Das zeigten beispielsweise die 700 jungen Teilnehmer des Landeswettbewerbs »Alte Sprachen«. Ihr gemeinsames Faible: Latein und Griechisch. Eine der Preisträgerinnen, Monika Rechenauer, machte jüngst am Wilhelmsgymnasium im Lehel ihr Abitur. Sie erreichte beim Wettbewerb Platz eins im Fach Altgriechisch. »Ich habs mit den Sprachen«, sagt die 20-Jährige. »Altgriechisch mochte ich immer schon am liebsten. Diese Sprache ist eine echte Herausforderung. Das gefällt mir.« Über das Altgriechische könne sie eintauchen in eine andere, eine fremde Welt, in eine Welt, die »mal da war«. Auch der Klang der Sprache und ihr Rhythmus haben es ihr angetan. »Ich bin ein musischer Mensch«, sagt sie. Unter anderem spielt sie Violine in ihrer Freizeit. Aber sie mag auch die praktischen Dinge: Kochen, Gartenarbeit, Stricken. »Ich tue gerne das, wo Genauigkeit gefragt ist«, erzählt Monika. Physik ist ein anderes Lieblingsfach. »Ebenso wie die griechischen Philosophen wollen Physiker die Welt erklären. Das interessiert mich«, so die Abiturientin. Noch ehe man sie danach fragt, ist klar: Partys, Disco, Shopping, das eben, was so viele machen in ihrem Alter, ist nicht ihr Ding. »Das Glück liegt anderswo«, sagt sie und zitiert Demokrit: »Das Glück wohnt nicht im Besitze und nicht im Golde, das wahre Glücksgefühl ist in der Seele zuhause.«

Monika ist eine nachdenkliche junge Frau. »Für das wahre Glück kommt es immer auf uns Menschen selbst an. Doch viele Menschen machen den Fehler, Glück mit Konsum und dem Erwerb von Statussymbolen zu verwechseln beziehungsweise es dadurch zu ersetzen«, sagt sie. Viele der aktuellen wirtschaftlichen Probleme würden daher rühren, dass man das rechte Maß verlernt habe und überall immer mehr rausholen wolle. Die Folge, so Monika: »Irgendwann stürzt das ganze System zusammen.« Auch dieses Nachdenken über die Welt, das Forschen nach Wahrheit, hat sie durch den Griechisch-Unterricht gelernt.

»Wer humanistische Sprachen lernt, der lernt mehr als nur eine Sprache«, weiß Michael Hotz, Schulleiter des Wilhelmsgymnasiums. Es werde auch etwas angerührt in der eigenen Persönlichkeit. Man bilde sein eigenes Wesen weiter. Der Horizont weite sich. Sicher auch ein Grund, warum Latein und Griechisch nach wie vor beliebt sind. Eine aktuelle Bestandsaufnahme des Bayerischen Kultusministeriums zeigt: Die Nachfrage vor allem nach Latein hält bis heute bei den Schülern an den Gymnasien in Bayern an. Am Landeswettbewerb »Alte Sprachen«, der jährlich ausgeschrieben wird, können Schüler teilnehmen, die im neunjährigen Gymnasium entweder Latein- oder Griechisch-Leistungskurse belegt haben oder am achtjährigen Gymnasium das entsprechende Fach in der Oberstufe besuchen.

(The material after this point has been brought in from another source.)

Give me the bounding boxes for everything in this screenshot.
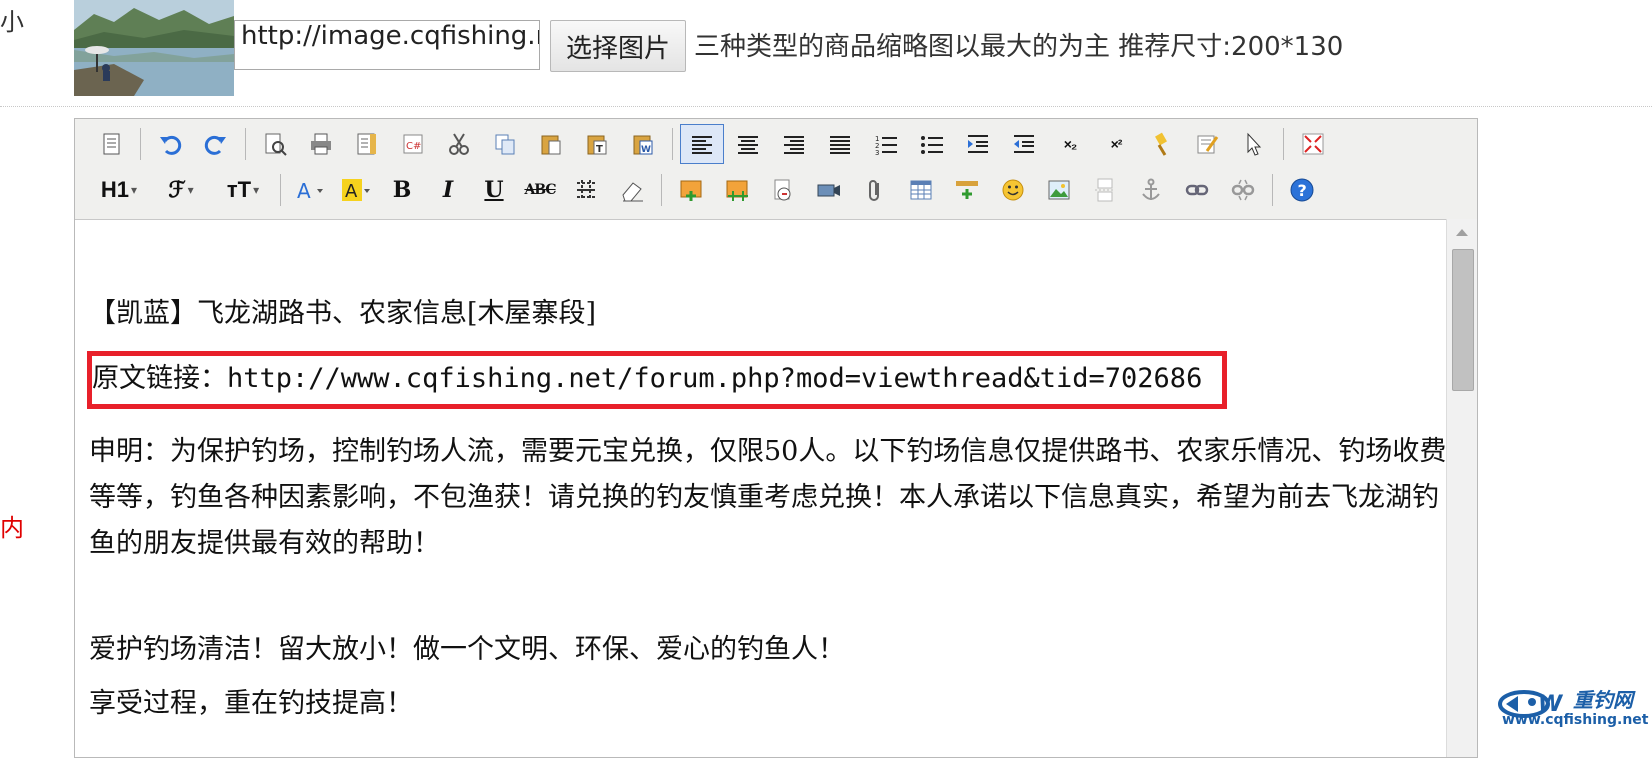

In diesem Jahr wurden wegen des doppelten Abiturjahrgangs zwei Wettbewerbsdurchgänge getrennt für G9 und G8 vorgenommen. 700 Schüler waren insgesamt dabei. Bayerns Kultusminister Ludwig Spaenle ehrte die acht Sieger Ende Juni. In der ersten Runde war von den Teilnehmern ein Text zu übersetzen, in der zweiten Runde eine schriftliche Hausarbeit vorzulegen und in Runde drei mussten die Teilnehmer in einem Prüfungsgespräch überzeugen. Die Sieger erhielten Geld- und Buchpreise und wurden außerdem in die Studienstiftung des deutschen Volkes aufgenommen. Unter ihnen auch ein anderer Münchner: Dominik Ruf vom Oskar-von-Miller-Gymnasium, der im Fach Latein Platz eins erreichte.

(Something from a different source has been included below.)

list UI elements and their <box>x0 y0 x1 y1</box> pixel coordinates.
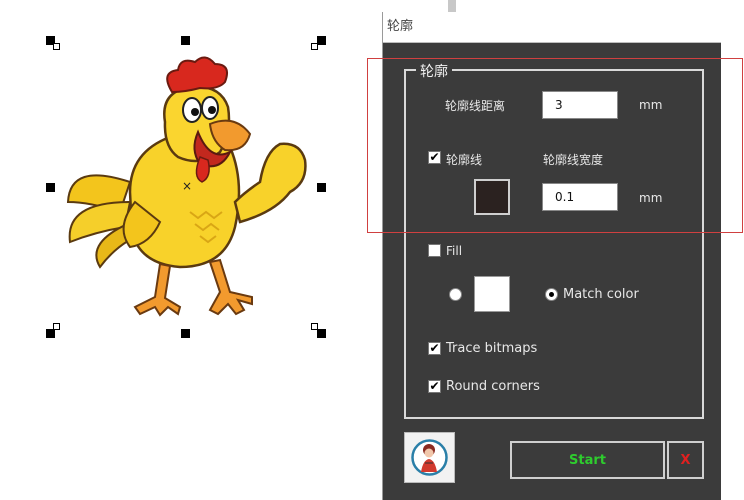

Normalerweise werden nur die vier besten Teilnehmer jedes Wettbewerbes in die Studienstiftung aufgenommen. Heuer aber sollen alle 20 Finalisten eingeladen werden. »Das ist auch nicht in jedem Jahr so«, sagte Wettbewerbsleiter Reinhold Koller. »Doch das Niveau war in diesem Jahr besonders hoch.« Was wohl Sokrates dazu sagen würde, werden wir zwar nie erfahren. Zumindest, er hätte einen plausiblen Grund, seine Meinung über die jungen Leute zu revidieren.